Mi tío Jacinto, dirigida magistralmente por Ladislao Vajda en 1956, tiene un comienzo por el que hubieran dado un brazo Wilder, Hawks, Lubitsch o cualquier otro de aquellos grandes de Hollywood que sabían que un buen arranque casi justifica por sí solo el hacer una película: un funcionario de Correos busca al destinatario de una carta -Sr. Jacinto. Matador de novillos- en la dirección que figura en el sobre, una casa en un barrio del centro, y luego en la dirección que en la primera le indican, un barrio más apartado, y después en una tercera, ya en un arrabal de la ciudad, y ni siquiera allí logra dar con él; finalmente, la carta aparece prendida en un árbol frente a la miserable chabola en la que Jacinto vive ahora, junto con un niño de corta edad: no se puede explicar mejor la progresiva degradación social de un perdedor. Los personajes se mueven en un Madrid de tranvías atestados, organilleros, limpiabotas, tramposos, tabernonas donde se resuelven variados trapicheos, calles adoquinadas de antiguo y descampados. Es en ese niño, Pablito Calvo, un conmovedor Lazarillo de posguerra, diligente aprendiz de buscavidas, en el que recae el peso sentimental de la historia (obtuvo el premio del público en el Festival de Berlín de aquel año), pero sólo el actor Antonio Vico podía haber compuesto un Jacinto tan desolador: se reúnen en su figura menuda una altivez harapienta, la amargura irreversible de la derrota, el rostro patibulario de un Manolote estragado por el vino y unos cansinos andares chaplinescos. Los perdedores del cine clásico español, como los del cine clásico europeo, se inclinan mucho más hacia un patético desvalimiento que hacia ese heroísmo desubicado y de trago largo del loser americano. El particular neorrealismo español es una tragicomedia picaresca donde la última sonrisa se nos queda como torcida en los labios; es una película de Frank Capra que sabemos que no puede acabar bien, y no acaba bien, aunque pueda parecerlo.

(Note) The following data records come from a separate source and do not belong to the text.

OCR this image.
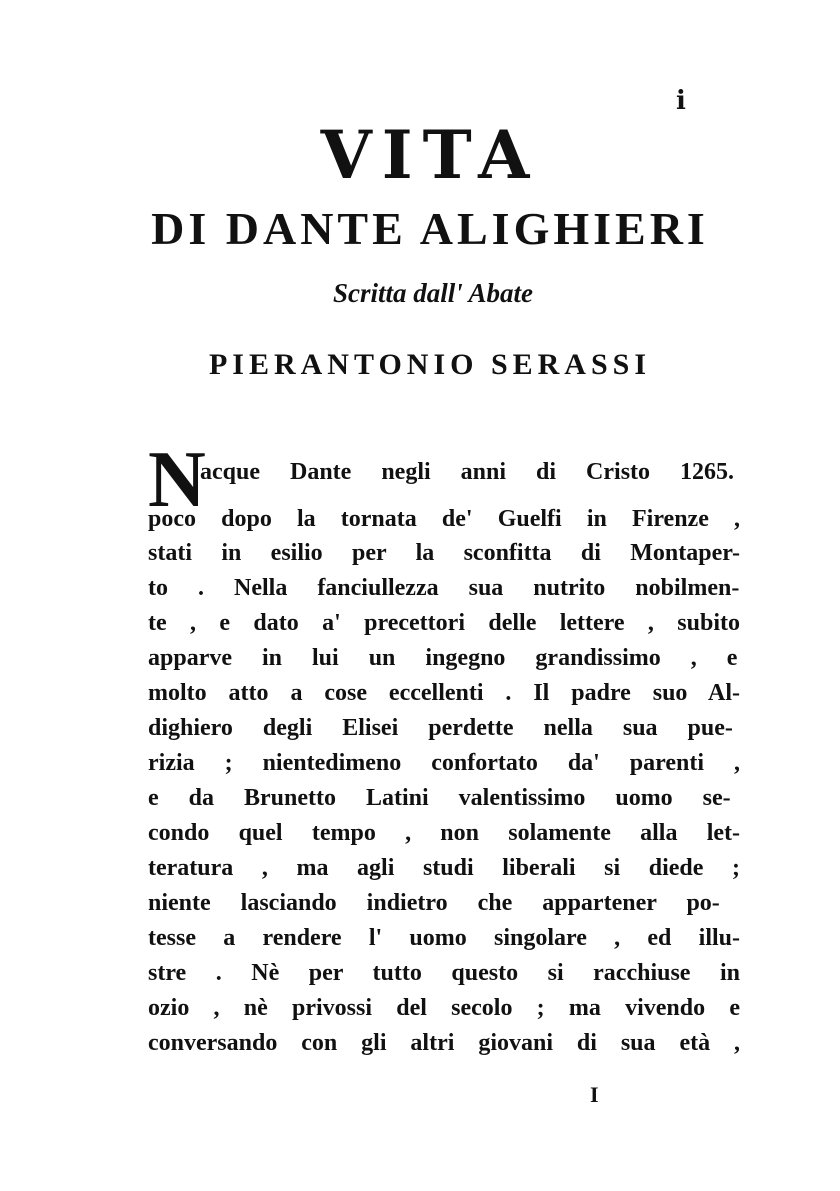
i
VITA
DI DANTE ALIGHIERI
Scritta dall' Abate
PIERANTONIO SERASSI
N
acque Dante negli anni di Cristo 1265.
poco dopo la tornata de' Guelfi in Firenze ,
stati in esilio per la sconfitta di Montaper-
to . Nella fanciullezza sua nutrito nobilmen-
te , e dato a' precettori delle lettere , subito
apparve in lui un ingegno grandissimo , e
molto atto a cose eccellenti . Il padre suo Al-
dighiero degli Elisei perdette nella sua pue-
rizia ; nientedimeno confortato da' parenti ,
e da Brunetto Latini valentissimo uomo se-
condo quel tempo , non solamente alla let-
teratura , ma agli studi liberali si diede ;
niente lasciando indietro che appartener po-
tesse a rendere l' uomo singolare , ed illu-
stre . Nè per tutto questo si racchiuse in
ozio , nè privossi del secolo ; ma vivendo e
conversando con gli altri giovani di sua età ,
I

De la película Mi tío Jacinto guardaba un grato pero muy lejano recuerdo. Hace unos meses vi en una calle de mi ciudad a un hombre que recogía colillas de la acera y las deshebraba con los dedos en el interior de una bolsa que llevaba en la otra mano. Aunque hacía veinticinco o treinta años que no veía la película de Vajda, me acordé inmediatamente de aquella escena en que Pepote y Jacinto recogen colillas en los alrededores de Las Ventas para luego desliarlas y malvender al peso el tabaco ya usado, el niño agachándose afanosamente, el adulto pinchándolas con la punta de un paraguas. Encontré la película y después de verla pensé en esta España ajacintada de hoy en día, en esas familias descolgadas de la clase media y caídas en la pobreza, hombres y mujeres que hace diez años llevaban una vida normal y hoy acuden con sus hijos a los comedores sociales y tienen que procurarse por sus propios medios lujos como el tabaco. Han quedado al otro lado de la gran grieta social que se ensancha cada día, y los planes gubernamentales para salir de la crisis no contemplan la posibilidad de ralentizar el paso para tender puentes hacia ellos. Sus conciudadanos más afortunados, los que no se han visto particularmente afectados por la crisis, también prefieren, en el fondo, que de esto salgamos cuanto antes, aunque suponga dejarles atrás: qué le vamos a hacer, siempre ha habido ricos y pobres. Somos como aquella hojarasca de la que escribió García Márquez, a la que «la habían enseñado a ser impaciente; a no creer en el pasado ni en el futuro. Le habían enseñado a creer en el momento actual y a saciar en él la voracidad de sus apetitos». Y ahí habrán de quedar nuestros Jacintos del siglo XXI, allá atrás, cada vez más lejos. Por eso una fotografía de Antonio Vico cuelga en las paredes del Loser, junto con la de Monty Clift/George Eastman, la de Newman/Eddie Felson; la Bogart/Dixon Steele, la de Wayne/Tom Doniphon… Porque es uno de ellos y uno de los nuestros, porque me siento muy cerca de él, porque se trata de un perdedor de ayer que se mueve por nuestras calles de hoy.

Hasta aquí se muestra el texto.